Before I begin, I received an inquiry from Jim Monaco, a book publisher who lives in the south Sag Harbor hills, about deer and the underbrush. He has no ladyslippers, lilies, or other pretty flowers in the groundcover of his nearby woods, only huckleberries and blueberries. True, deer eat orchids, lilies, and other pretty flowers, as do rabbits, squirrels, and other wild beasties in our area. But it is the blueberries and huckleberries that filter nutrients and other dissolved constituents carried in the rainwater that percolates down through the soil layers and into the fresh glacial aquifer, a source of much of our drinking water on the East End.
Jim also observed that the tick population in his neck of the woods is way down. I’ve heard similar stories from hikers in Montauk and elsewhere on the South Fork. Wouldn’t it be grand if some new disease or predator is hitting on the local tick population and knocking them off? It remains to be seen. On the other hand, the mosquitoes are hitting on us fast and furiously throughout much of the area. Prolonged dryness is the only situation that does them in, save for the application of pesticides.
And it is anything but dry. The August rains have already raised the level of water table ponds and kept perched ponds in business, as well. In a column on ponds two weeks ago, I failed to mention two of the most important and unique pond systems on the South Fork, the two long pond systems that run from north to south. One of them links the Peconic Estuary with the Atlantic Ocean, the other comes close. The chain of ponds between Sagaponack and Sag Harbor is the largest and the most ponded of these two systems. Starting with Otter Pond on the north, no less than 13 ponds, some of them mere dimples, link the ocean with the bays. In actuality, Otter Pond, the only one that is regularly tidal, doesn’t share the same watershed as the other 12, but it probably did in the near geologic past.

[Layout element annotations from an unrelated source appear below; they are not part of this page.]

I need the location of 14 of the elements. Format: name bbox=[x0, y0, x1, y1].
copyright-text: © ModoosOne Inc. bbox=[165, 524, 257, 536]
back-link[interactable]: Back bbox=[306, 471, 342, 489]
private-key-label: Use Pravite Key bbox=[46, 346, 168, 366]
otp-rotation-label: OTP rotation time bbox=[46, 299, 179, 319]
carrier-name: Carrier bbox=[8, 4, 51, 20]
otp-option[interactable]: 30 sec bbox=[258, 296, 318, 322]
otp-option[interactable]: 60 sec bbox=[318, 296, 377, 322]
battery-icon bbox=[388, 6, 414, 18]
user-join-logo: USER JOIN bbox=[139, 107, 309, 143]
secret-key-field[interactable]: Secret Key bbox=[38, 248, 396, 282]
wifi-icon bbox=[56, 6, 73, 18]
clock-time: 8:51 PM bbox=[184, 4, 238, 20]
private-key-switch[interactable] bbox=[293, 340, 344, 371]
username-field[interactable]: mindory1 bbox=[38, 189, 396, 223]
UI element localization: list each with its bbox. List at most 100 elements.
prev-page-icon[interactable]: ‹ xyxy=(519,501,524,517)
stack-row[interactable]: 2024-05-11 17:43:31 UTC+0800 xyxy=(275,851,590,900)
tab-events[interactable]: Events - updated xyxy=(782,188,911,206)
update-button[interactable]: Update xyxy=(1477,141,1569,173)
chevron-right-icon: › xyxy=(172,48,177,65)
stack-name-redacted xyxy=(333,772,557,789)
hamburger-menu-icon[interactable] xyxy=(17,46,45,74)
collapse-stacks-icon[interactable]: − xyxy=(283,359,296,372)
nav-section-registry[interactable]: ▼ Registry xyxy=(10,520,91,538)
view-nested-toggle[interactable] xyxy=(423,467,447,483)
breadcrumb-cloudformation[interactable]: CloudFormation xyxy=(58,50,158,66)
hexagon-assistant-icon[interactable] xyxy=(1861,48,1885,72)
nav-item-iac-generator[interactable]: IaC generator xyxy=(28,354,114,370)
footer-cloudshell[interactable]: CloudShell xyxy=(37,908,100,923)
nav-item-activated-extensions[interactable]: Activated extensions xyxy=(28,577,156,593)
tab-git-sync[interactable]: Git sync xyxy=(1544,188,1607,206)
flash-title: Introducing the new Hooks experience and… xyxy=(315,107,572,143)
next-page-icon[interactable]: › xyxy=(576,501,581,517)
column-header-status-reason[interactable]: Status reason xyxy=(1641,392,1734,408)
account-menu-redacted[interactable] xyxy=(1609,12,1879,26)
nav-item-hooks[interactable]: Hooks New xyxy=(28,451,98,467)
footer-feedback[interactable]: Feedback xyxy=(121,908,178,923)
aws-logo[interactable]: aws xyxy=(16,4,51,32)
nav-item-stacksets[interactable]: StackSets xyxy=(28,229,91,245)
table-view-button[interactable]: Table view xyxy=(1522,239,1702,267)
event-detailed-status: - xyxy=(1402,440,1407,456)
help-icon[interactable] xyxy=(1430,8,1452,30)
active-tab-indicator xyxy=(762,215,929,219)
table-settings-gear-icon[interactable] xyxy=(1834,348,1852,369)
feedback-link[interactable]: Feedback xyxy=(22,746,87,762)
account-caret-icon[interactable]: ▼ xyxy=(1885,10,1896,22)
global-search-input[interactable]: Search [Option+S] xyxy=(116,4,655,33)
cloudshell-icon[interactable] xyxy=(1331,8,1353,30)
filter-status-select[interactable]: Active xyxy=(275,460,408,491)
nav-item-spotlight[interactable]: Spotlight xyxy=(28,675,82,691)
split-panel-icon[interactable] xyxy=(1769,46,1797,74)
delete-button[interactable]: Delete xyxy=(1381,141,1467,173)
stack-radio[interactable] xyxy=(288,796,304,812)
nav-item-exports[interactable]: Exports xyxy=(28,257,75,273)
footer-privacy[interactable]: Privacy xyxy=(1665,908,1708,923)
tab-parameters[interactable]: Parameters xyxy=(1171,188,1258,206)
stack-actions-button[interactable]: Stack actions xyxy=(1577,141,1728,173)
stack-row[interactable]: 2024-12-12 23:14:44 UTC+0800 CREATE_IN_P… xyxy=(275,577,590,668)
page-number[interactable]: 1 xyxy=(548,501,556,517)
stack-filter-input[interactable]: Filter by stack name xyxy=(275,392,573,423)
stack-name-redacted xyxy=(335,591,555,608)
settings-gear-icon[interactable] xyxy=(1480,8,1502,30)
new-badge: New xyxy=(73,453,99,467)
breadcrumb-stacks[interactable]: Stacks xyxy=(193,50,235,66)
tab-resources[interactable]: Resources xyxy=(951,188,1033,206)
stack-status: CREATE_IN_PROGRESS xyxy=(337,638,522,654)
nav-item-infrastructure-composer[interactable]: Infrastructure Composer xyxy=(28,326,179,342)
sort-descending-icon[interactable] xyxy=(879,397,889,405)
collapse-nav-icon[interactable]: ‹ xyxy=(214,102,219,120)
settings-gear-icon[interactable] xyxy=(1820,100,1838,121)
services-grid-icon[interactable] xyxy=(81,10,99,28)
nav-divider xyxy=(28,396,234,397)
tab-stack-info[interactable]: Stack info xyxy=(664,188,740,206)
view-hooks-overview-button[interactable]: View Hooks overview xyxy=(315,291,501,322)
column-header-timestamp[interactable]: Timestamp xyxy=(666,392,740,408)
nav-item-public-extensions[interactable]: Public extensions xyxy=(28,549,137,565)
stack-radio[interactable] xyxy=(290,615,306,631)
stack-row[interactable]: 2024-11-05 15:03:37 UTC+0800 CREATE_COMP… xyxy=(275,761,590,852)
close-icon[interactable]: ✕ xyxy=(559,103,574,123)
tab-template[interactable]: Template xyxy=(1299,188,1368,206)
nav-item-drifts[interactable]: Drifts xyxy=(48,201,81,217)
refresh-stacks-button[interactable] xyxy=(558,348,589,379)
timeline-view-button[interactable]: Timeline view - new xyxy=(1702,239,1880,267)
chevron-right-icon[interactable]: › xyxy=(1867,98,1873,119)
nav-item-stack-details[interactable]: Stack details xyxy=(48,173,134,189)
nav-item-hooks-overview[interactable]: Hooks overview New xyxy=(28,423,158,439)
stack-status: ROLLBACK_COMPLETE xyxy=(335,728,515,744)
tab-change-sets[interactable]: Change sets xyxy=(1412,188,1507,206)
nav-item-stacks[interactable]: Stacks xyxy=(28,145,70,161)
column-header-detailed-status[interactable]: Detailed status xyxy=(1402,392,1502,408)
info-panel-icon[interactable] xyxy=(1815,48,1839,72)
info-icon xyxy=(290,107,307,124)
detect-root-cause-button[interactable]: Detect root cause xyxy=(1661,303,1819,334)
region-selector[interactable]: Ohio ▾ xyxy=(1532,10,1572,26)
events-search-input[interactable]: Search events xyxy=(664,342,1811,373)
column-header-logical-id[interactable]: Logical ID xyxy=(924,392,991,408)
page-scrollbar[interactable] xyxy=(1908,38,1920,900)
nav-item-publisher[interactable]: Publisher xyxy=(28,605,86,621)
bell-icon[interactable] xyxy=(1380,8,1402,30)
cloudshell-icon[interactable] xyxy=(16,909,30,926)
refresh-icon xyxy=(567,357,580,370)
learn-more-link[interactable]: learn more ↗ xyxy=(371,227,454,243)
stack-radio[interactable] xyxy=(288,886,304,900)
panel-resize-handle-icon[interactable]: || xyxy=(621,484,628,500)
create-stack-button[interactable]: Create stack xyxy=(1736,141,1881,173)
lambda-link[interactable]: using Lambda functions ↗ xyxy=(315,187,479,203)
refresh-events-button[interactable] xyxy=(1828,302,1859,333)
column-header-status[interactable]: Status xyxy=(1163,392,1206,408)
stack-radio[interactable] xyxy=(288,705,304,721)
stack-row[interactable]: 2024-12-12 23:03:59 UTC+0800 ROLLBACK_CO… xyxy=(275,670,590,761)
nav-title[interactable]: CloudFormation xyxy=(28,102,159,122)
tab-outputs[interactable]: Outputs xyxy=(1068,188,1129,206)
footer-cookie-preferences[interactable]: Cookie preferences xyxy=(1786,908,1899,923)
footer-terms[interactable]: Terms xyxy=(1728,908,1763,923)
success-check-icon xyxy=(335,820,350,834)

After Otter Pond comes Round Pond, Lily Pond, Long Pond, Little Long Pond, Crooked Pond, Slate Pond, Black Pond, Little Poxabogue Pond, Poxabogue Pond, Jeremy’s Hole, and, lastly, Sagg Pond, which is a coastal lagoon that is frequently opened to the ocean. Two of the dimple ponds are Fore and Aft, named so by some early Sag Harbor mariners, no doubt.
In dry times, such as the record drought of the 1960s, some of these ponds, among them Poxabogue and Round Ponds, almost dry up completely. During very wet periods, they overflow their banks and almost become one.
The ponds north of the divide recharge water to the north. Long Pond is the largest of these and in wet years pours out into Ligonee Brook, which different from the ocean’s winter flounder stock. It remains to be seen.
The other long pond system rises north of Scuttle Hole Road in Bridgehampton, just south of the moraine. Its watershed is completely southerly directed, ending up at Kellis Pond south of the Bridgehampton Commons. From north to south Short’s Pond starts it off, then comes Haines Pond, Goldfish Pond, Long Pond, Little Long Pond, and finally Kellis Pond, south of the highway. This other Long Pond, as well as Kellis Pond, are approximately the size of the Sag Harbor Long Pond. This second Little Long Pond is mostly covered by woody shrubs. As such, it is a favorite of wood ducks.
Both pond systems, especially those without big fish populations, are host to the eastern tiger salamander, which is New York State-endangered. They also contain some interesting native fish such as pumpkinseeds, yellow perch, and mudminnows. They are great waterfowl gathering areas, particularly Short’s Pond next to the Atlantic Golf Course, and have many rare plant species, some of which have been overrun with that rampant enemy from Eurasia, Phragmites australis. Some of these rare plant species, such as the rose coreopsis, only appear when the pond levels are low and there are wide areas of exposed shores through the growing season.
Fortunately, the bottoms (and the ponds on top of them) are publicly owned, that is, by the Southampton Town Trustees, that august body which was given the rights to all of the freshwater ponds in the town by way of the Dongan Patent issued by the New York governor while the British were still in control of America.
I also forgot to mention a third chain of ponds, the Seven Ponds of Water Mill, which are in the greater Mecox Bay watershed and, if two ponds can make up a chain, a fourth — Big and Little Fresh Ponds in the hamlet of North Sea. Two ponds in these last two systems receive spawning alewives from adjacent seawaters: Mill Pond by way of Mecox Bay and the Atlantic Ocean and Big Fresh Pond by way of an overflow stream to North Sea Harbor. This latter breeding population is one of the oldest in New York State and one of the very largest. Year after year it never fails to produce; at times hundreds of thousands of fingerling alewives run to the sea come August and September.
Surely, if Minnesota is America’s Land of Lakes, Long Island’s South Fork might be her Land of Ponds!